A cool new time-lapse video of Earth reveals how our planet has changed over the last two decades as NASA satellites continuously monitored the populations of plant life on land and in the oceans.
The video shows Earth "breathing" repetitiously as the seasons change throughout each year, with snow coverage on the North and South Poles periodically growing and shrinking while green regions of vegetation do the same.
Meanwhile, clouds of microscopic phytoplankton, a type of algae, bloom on the ocean's surface, where the tiny organisms turn water and carbon dioxide into oxygen and sugar as they bask in sunlight. [Earth's Plant Life from Space in Photos: NASA Satellite Images]

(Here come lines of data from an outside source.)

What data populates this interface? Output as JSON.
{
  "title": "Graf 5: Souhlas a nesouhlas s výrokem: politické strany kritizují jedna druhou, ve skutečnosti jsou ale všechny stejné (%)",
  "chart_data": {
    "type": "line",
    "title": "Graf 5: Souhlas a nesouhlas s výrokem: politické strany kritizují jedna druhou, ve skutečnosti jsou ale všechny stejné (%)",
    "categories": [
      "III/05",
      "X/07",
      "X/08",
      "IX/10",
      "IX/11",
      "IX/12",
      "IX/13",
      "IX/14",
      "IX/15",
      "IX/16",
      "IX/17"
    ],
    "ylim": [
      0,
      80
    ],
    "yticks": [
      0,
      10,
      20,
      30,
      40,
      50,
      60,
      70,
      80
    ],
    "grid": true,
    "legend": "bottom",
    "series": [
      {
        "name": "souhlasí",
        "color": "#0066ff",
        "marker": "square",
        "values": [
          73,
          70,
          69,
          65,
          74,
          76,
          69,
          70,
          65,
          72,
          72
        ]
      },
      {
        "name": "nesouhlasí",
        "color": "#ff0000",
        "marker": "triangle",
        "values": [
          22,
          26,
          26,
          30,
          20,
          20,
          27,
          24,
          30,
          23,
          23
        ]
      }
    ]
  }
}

"These are incredibly evocative visualizations of our living planet," Gene Carl Feldman, an oceanographer at NASA's Goddard Space Flight Center in Greenbelt, Maryland, said in a statement. "That's the Earth, that is it breathing every single day, changing with the seasons, responding to the sun, to the changing winds, ocean currents and temperatures."
The visualization was created using data from Earth-observing satellites like NASA's Sea-viewing Wide Field-of-view Sensor (SeaWiFS) mission, which began collecting global ocean data in 1997, as well the space agency's Terra, Aqua and Suomi NPP weather satellites.
Seeing how plant life all around the planet has changed over the last 20 years can help scientists and researchers investigate how ecosystems are responding to changing environmental conditions, NASA officials said in the statement.
For example, studies have shown that rising sea surface temperatures have impeded growth of phytoplankton, which means that there are fewer organisms in the ocean to remove carbon dioxide, a greenhouse gas that is the main driver of climate change.
"The space-based view of life allows scientists to monitor crop, forest and fisheries health around the globe. But the space agency's scientists have also discovered long-term changes across continents and ocean basins," NASA officials said. "As NASA begins its third decade of global ocean and land measurements, these discoveries point to important questions about how ecosystems will respond to a changing climate and broad-scale changes in human interaction with the land."